Zacznę od Rynkowej. Z informacji burmistrza Pisuli udzielonych na sesji wynika, że z dniem 3 sierpnia br. gmina wypowiedziała umowę dzierżawy z powodu zaległości w płaceniu czynszu. Te musiały być duże, skoro burmistrz zdecydował się na takie posunięcie. Co się jednak stało, że burmistrz zapragnął zawrzeć nową umowę z dotychczasowym najemcą? Otóż dług został spłacony. W zamian cudowny ofiarodawca miał stać się nowym dzierżawcą, tak z automatu. Nie wiem, czy takie rozwiązanie zyskało zgodę burmistrza. Trudno jednak sądzić, by było inaczej, bo kto w ciemno zdecydowałby się wyłożyć pokaźną sumę pieniędzy na spłacenie długu, bez gwarancji, że będzie wszystko pomyślnie załatwione?

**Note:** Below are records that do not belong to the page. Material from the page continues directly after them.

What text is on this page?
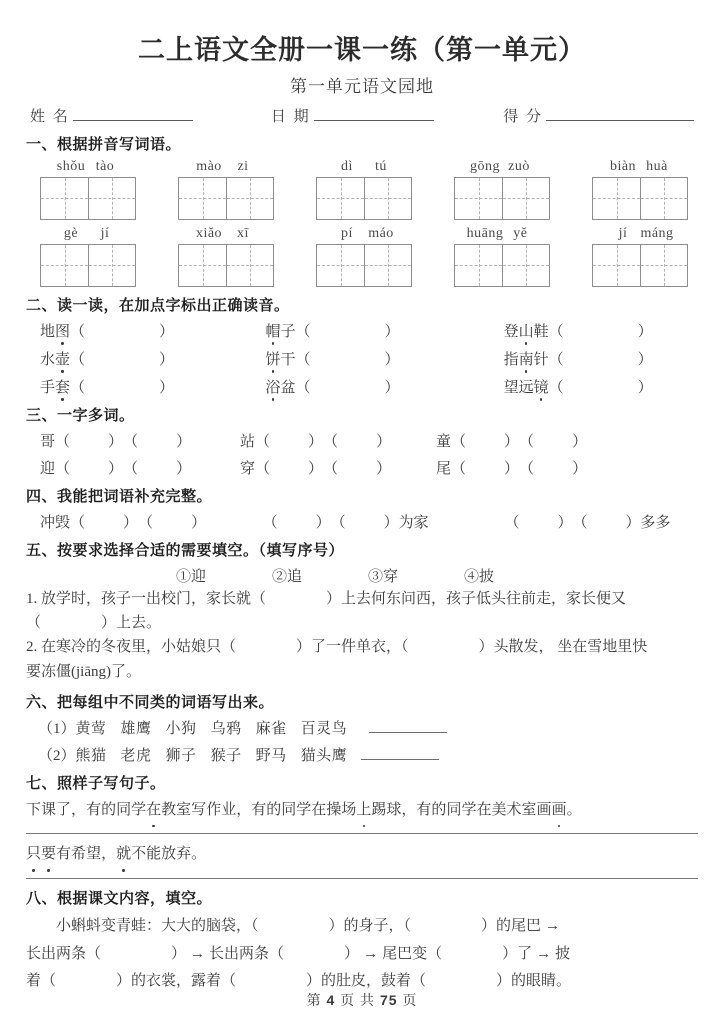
二上语文全册一课一练（第一单元）
第一单元语文园地
姓 名	日 期	得 分
一、根据拼音写词语。
shǒu tào	mào zi	dì tú	gōng zuò	biàn huà
gè jí	xiǎo xī	pí máo	huāng yě	jí máng
二、读一读，在加点字标出正确读音。
地图 （	）	帽子 （	）	登山鞋 （	）
水壶 （	）	饼干 （	）	指南针 （	）
手套 （	）	浴盆 （	）	望远镜 （	）
三、一字多词。
哥 （	） （	）	站 （	） （	）	童 （	） （	）
迎 （	） （	）	穿 （	） （	）	尾 （	） （	）
四、我能把词语补充完整。
冲毁 （	） （	）	（	） （	） 为家	（	） （	） 多多
五、按要求选择合适的需要填空。（填写序号）
①迎	②追	③穿	④披
1. 放学时，孩子一出校门，家长就（	）上去何东问西，孩子低头往前走，家长便又
（	）上去。
2. 在寒冷的冬夜里，小姑娘只（	）了一件单衣，（	）头散发， 坐在雪地里快
要冻僵(jiāng)了。
六、把每组中不同类的词语写出来。
（1） 黄莺 雄鹰 小狗 乌鸦 麻雀 百灵鸟
（2） 熊猫 老虎 狮子 猴子 野马 猫头鹰
七、照样子写句子。
下课了，有的同学在教室写作业，有的同学在操场上踢球，有的同学在美术室画画。
只要有希望，就不能放弃。
八、根据课文内容，填空。
小蝌蚪变青蛙：大大的脑袋，（	）的身子，（	）的尾巴 →
长出两条（	） → 长出两条（	） → 尾巴变（	）了 → 披
着（	）的衣裳，露着（	）的肚皮，鼓着（	）的眼睛。
第 4 页 共 75 页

Jasio Ziółek w wywiadzie udzielonym dla Portalu Kazimierskiego właściwie to potwierdził, mówiąc, że właścicielem firmy prowadzącej Rynkową będzie kto inny, a on będzie jedynie zarządzał i nadawał kierunek działania. Problem w tym, że nie można od tak zmienić dzierżawcy mienia gminnego, choć wygląda na to, że nie wszyscy mieli tego świadomość.

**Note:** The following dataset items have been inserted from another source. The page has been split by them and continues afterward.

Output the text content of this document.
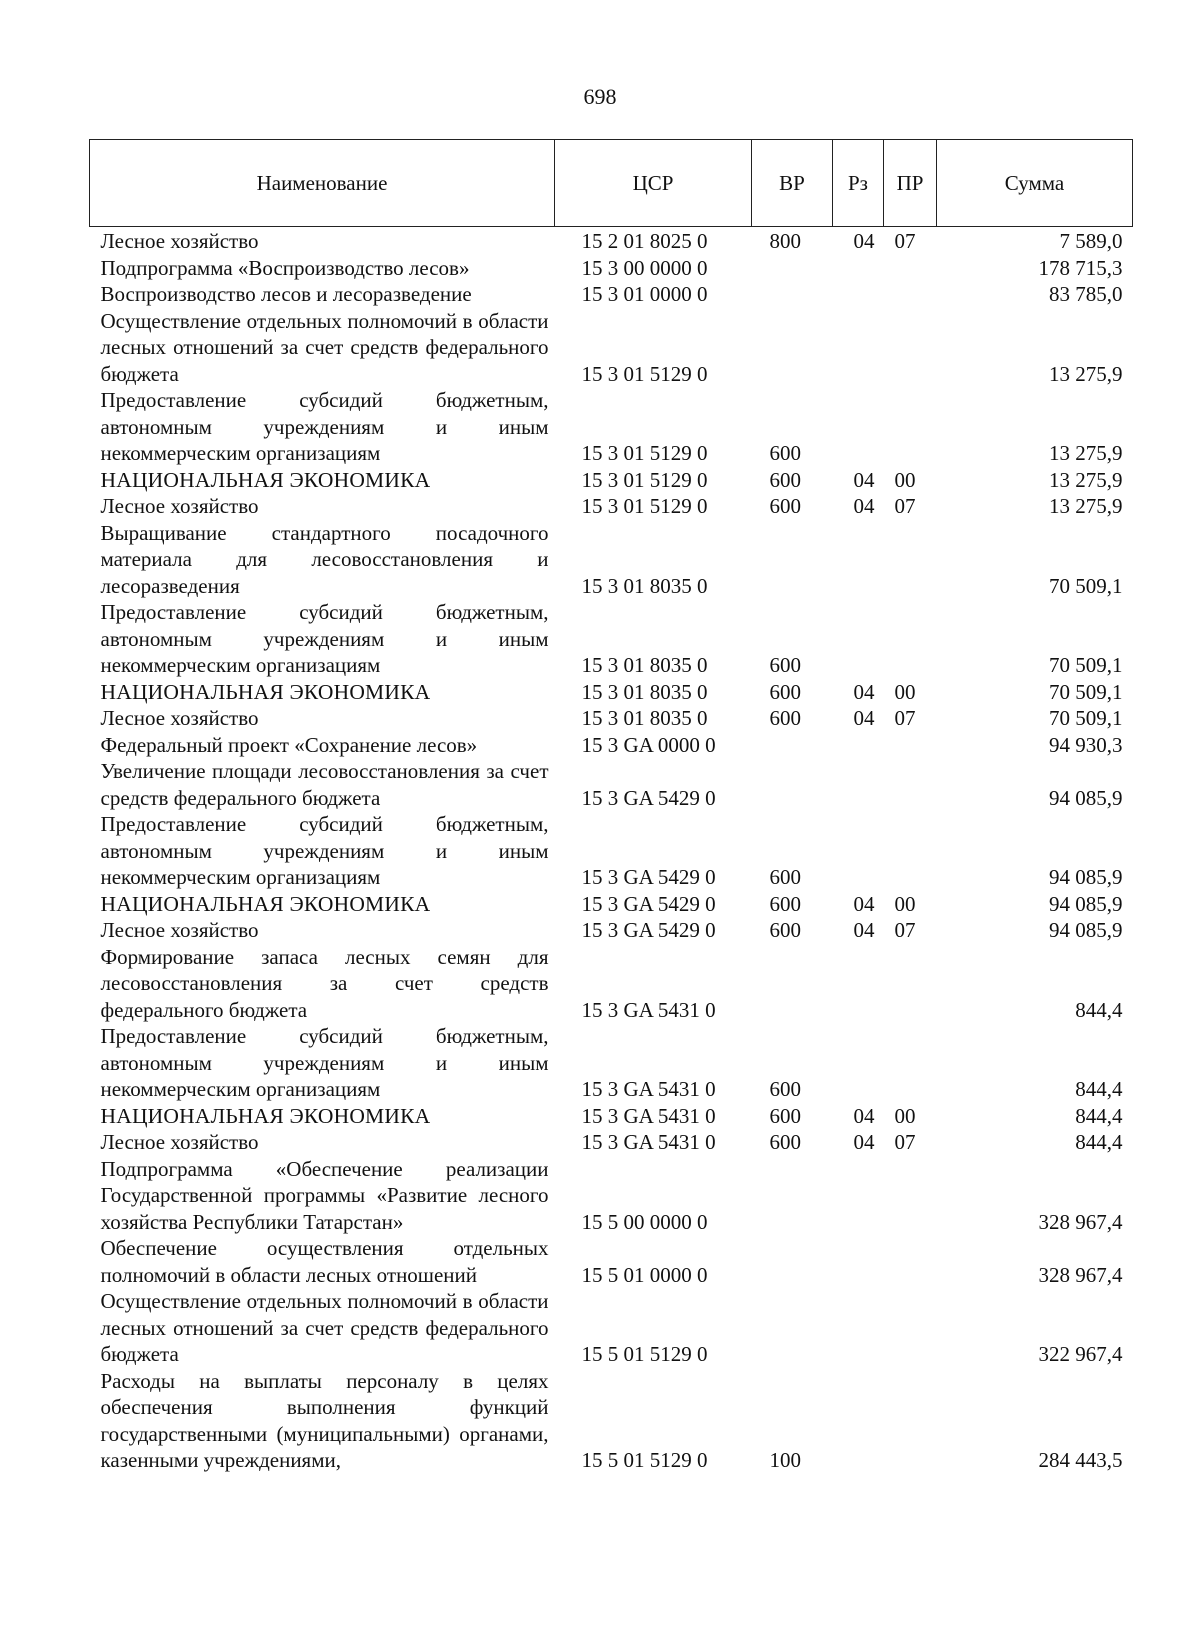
698
Наименование	ЦСР	ВР	Рз	ПР	Сумма
Лесное хозяйство	15 2 01 8025 0	800	04	07	7 589,0
Подпрограмма «Воспроизводство лесов»	15 3 00 0000 0				178 715,3
Воспроизводство лесов и лесоразведение	15 3 01 0000 0				83 785,0
Осуществление отдельных полномочий в области лесных отношений за счет средств федерального бюджета	15 3 01 5129 0				13 275,9
Предоставление субсидий бюджетным, автономным учреждениям и иным некоммерческим организациям	15 3 01 5129 0	600			13 275,9
НАЦИОНАЛЬНАЯ ЭКОНОМИКА	15 3 01 5129 0	600	04	00	13 275,9
Лесное хозяйство	15 3 01 5129 0	600	04	07	13 275,9
Выращивание стандартного посадочного материала для лесовосстановления и лесоразведения	15 3 01 8035 0				70 509,1
Предоставление субсидий бюджетным, автономным учреждениям и иным некоммерческим организациям	15 3 01 8035 0	600			70 509,1
НАЦИОНАЛЬНАЯ ЭКОНОМИКА	15 3 01 8035 0	600	04	00	70 509,1
Лесное хозяйство	15 3 01 8035 0	600	04	07	70 509,1
Федеральный проект «Сохранение лесов»	15 3 GA 0000 0				94 930,3
Увеличение площади лесовосстановления за счет средств федерального бюджета	15 3 GA 5429 0				94 085,9
Предоставление субсидий бюджетным, автономным учреждениям и иным некоммерческим организациям	15 3 GA 5429 0	600			94 085,9
НАЦИОНАЛЬНАЯ ЭКОНОМИКА	15 3 GA 5429 0	600	04	00	94 085,9
Лесное хозяйство	15 3 GA 5429 0	600	04	07	94 085,9
Формирование запаса лесных семян для лесовосстановления за счет средств федерального бюджета	15 3 GA 5431 0				844,4
Предоставление субсидий бюджетным, автономным учреждениям и иным некоммерческим организациям	15 3 GA 5431 0	600			844,4
НАЦИОНАЛЬНАЯ ЭКОНОМИКА	15 3 GA 5431 0	600	04	00	844,4
Лесное хозяйство	15 3 GA 5431 0	600	04	07	844,4
Подпрограмма «Обеспечение реализации Государственной программы «Развитие лесного хозяйства Республики Татарстан»	15 5 00 0000 0				328 967,4
Обеспечение осуществления отдельных полномочий в области лесных отношений	15 5 01 0000 0				328 967,4
Осуществление отдельных полномочий в области лесных отношений за счет средств федерального бюджета	15 5 01 5129 0				322 967,4
Расходы на выплаты персоналу в целях обеспечения выполнения функций государственными (муниципальными) органами, казенными учреждениями,	15 5 01 5129 0	100			284 443,5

Ostatnia sesja miała miejsce 28 września. Na niej padły pytania o sprawę Rynkowej. Burmistrz nabrał wody w usta i cały temat przemilczał. To chyba pierwszy taki przypadek w trakcie dotychczasowej kadencji, że pytany nie miał nic do powiedzenia. Prawnik gminy przyznał, że nikt tej kwestii z nim nie konsultował.

Sprawa Rynkowej będzie jednak miała kontynuację na najbliższej sesji, która odbędzie się w czwartek 26 października. W porządku obrad znalazła się między innymi uchwała, która da upoważnienie burmistrzowi na zawarcie umowy dzierżawy Rynkowej na dowolny czas z pominięciem przetargu.  Gdzie interes naszej gminy, zadłużonej za „panowania” Pisuli po uszy? Nigdzie... Przetarg to z pewnością najlepsza droga do wyłonienia dzierżawcy, a na pewno najbardziej przejrzysta. A rzecz się tyczy najatrakcyjniejszego lokalu spośród gminnych nieruchomości znajdujących się w Rynku. Można sądzić, że w przetargu wzięłoby udział wielu chętnych, a więc i kwota czynszu mogłaby być wysoka, prawdopodobnie wyższa od kwot płaconych z tytułu dzierżawy pozostałych gminnych lokali usytuowanych przy Rynku.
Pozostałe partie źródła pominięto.